On Oct 17, 2004, at 1:12 PM, Jamis Buck wrote:

> So, according to my calculations, 48+ hours have elapsed.
>
> Thus, here's my solution to Regexp.build(). I assumed the following:

My solution is pretty different and admittedly only so, so in 
functionality.

My main idea was to treat all passed parameters as character data.  
This solves the leading zeros problem by letting you pass things like 
(1..60, "01".."09").  In addition, this approach also allows you to 
pass non-numerical data, though that wasn't part of the quiz.

The other main point of my implementation was to not anchor at all.  
This may make built Regexps less convenient to use, but by allowing you 
to embed them in other patterns it greatly increases usability.  For 
example, if you would like to allow for arbitrary leading zeros, you 
just embed the result of build() in another Regexp object with a 
leading "0*".  You can use embedding to provide whatever anchoring you 
need, setup your own captures, or even to combine several built Regexp 
objects.

Well, all that is how I intended this to work.  It even gets close at 
times.  <laughs>  Unfortunately, my character collapsing system (to 
regex character classes) is dog slow and only works correctly on 
numerical data.  Put simply, my library makes the quiz's (1..1_000_000) 
example impractical in build time.  If I had it to do over, I would 
approach this part of the problem from a completely different angle.  
This is the one I built to throw away, as the saying goes.

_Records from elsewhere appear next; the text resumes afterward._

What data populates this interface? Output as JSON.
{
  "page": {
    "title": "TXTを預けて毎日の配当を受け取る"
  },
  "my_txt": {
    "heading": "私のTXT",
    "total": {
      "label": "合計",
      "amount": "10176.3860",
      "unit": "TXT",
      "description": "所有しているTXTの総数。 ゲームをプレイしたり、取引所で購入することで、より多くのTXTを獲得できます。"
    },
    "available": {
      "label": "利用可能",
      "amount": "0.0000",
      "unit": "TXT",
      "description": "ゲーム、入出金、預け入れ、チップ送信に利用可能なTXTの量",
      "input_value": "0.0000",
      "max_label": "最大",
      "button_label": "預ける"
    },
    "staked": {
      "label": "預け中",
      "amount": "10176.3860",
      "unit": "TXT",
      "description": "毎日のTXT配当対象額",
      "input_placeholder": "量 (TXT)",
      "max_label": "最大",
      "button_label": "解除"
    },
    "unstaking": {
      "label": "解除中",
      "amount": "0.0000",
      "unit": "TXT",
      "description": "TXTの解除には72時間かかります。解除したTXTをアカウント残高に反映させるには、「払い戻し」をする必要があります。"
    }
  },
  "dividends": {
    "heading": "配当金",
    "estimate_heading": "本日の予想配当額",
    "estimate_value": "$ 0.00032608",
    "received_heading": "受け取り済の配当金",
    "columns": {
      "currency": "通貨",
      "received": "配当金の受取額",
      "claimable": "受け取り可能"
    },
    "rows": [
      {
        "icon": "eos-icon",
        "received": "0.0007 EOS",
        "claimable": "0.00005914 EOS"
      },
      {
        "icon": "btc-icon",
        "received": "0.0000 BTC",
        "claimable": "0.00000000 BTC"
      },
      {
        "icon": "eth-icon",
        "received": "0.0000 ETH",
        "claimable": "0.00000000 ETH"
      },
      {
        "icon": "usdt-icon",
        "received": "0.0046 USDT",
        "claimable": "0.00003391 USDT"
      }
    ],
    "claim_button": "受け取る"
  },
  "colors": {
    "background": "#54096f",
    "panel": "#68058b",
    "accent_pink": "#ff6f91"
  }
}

I'll post my library below, and then my unit tests, which probably 
better convey what I was aiming for.

James Edward Gray II

#!/usr/bin/env ruby

class Regexp
	def self.build( *nums )
		nums = nums.map { |e| Array(e) }.flatten.map { |e| String(e) }
		nums = nums.sort_by { |e| [-e.length, e] }
		
		patterns = [ ]
		while nums.size > 0
			eq, nums = nums.partition { |e| e.length == nums[0].length }
			patterns.push(*build_char_classes( eq ))
		end
		
		/(?:#{patterns.join("|")})/
	end
	
	private
	
	def self.build_char_classes( eq_len_strs )
		results = [ ]

		while eq_len_strs.size > 1
			first = eq_len_strs.shift
			if md = /^([^\[]*)([^\[])(.*)$/.match(first)
				chars = md[2]
				matches, eq_len_strs = eq_len_strs.partition do |e|
					e =~ /^#{md[1]}(.)#{Regexp.escape md[3]}$/ and chars << $1
				end
				if matches.size == 0
					results << first
					next
				end
				
				chars = build_short_class(chars.squeeze)
				eq_len_strs << "#{md[1]}[#{chars}]#{md[3]}"
			else
				results << first
			end
		end
		results << eq_len_strs[0] if eq_len_strs.size == 1

		results
	end

	def self.build_short_class( char_class )
		while md = /[^\-\0]{3,}/.match(char_class)
			short = md[0][1..-1].split("").inject(md[0][0, 1]) do |mem, c|
				if (mem.length == 1 or mem[-2] != ?-) and mem[-1, 1].succ == c
					mem + "-" + c
				elsif mem[-2, 2] =~ /-(.)/ and $1.succ == c
					mem[0..-2] + c
				else
					mem + c
				end
			end
			char_class.sub!(md[0], short.split("").join("\0"))
		end
		
		char_class.tr!("\0", "")
		char_class.gsub!(/([^\-])-([^\-])/) do |m|
			if $1.succ == $2 then $1 + $2 else m end
		end
		char_class
	end
end

===  Unit Tests  ===

#!/usr/bin/env ruby

# Usage:  ruby -r regexp_build_lib $0

require "test/unit"

class TestRegexpBuild < Test::Unit::TestCase
	def test_integers
		lucky = /^#{Regexp.build(3, 7)}$/
		assert_match(lucky, "7")
		assert_no_match(lucky, "13")
		assert_match(lucky, "3")

		month = /^#{Regexp.build(1..12)}$/
		assert_no_match(month, "0")
		assert_match(month, "1")
		assert_match(month, "12")
		day = /^#{Regexp.build(1..31)}$/
		assert_match(day, "6")
		assert_match(day, "16")
		assert_no_match(day, "Tues")
		year = /^#{Regexp.build(98, 99, 2000..20005)}$/
		assert_no_match(year, "04")
		assert_match(year, "2004")
		assert_match(year, "99")
		
		num = /^#{Regexp.build(1..1_000)}$/
		assert_no_match(num, "-1")
		(-10_000..10_000).each do |i|
			if i < 1 or i > 1_000
				assert_no_match(num, i.to_s)
			else
				assert_match(num, i.to_s)
			end
		end
	end

	def test_embed
		month = Regexp.build("01".."09", 1..12)
		day = Regexp.build("01".."09", 1..31)
		year = Regexp.build(95..99, "00".."05")
		date = /\b#{month}\/#{day}\/(?:19|20)?#{year}\b/
		
		assert_match(date, "6/16/2000")
		assert_match(date, "12/3/04")
		assert_match(date, "Today is 09/15/2004")
		assert_no_match(date, "Fri Oct 15")
		assert_no_match(date, "13/3/04")
		assert_no_match(date, "There's no date hiding in here:  00/00/00!")
		
		md = /^(#{Regexp.build(1..12)})$/.match("11")
		assert_not_nil(md)
		assert_equal(md[1], "11")
	end

	def test_words
		animal = /^#{Regexp.build("cat", "bat", "rat", "dog")}$/
		assert_match(animal, "cat")
		assert_match(animal, "dog")
		assert_no_match(animal, "Wombat")
	end
end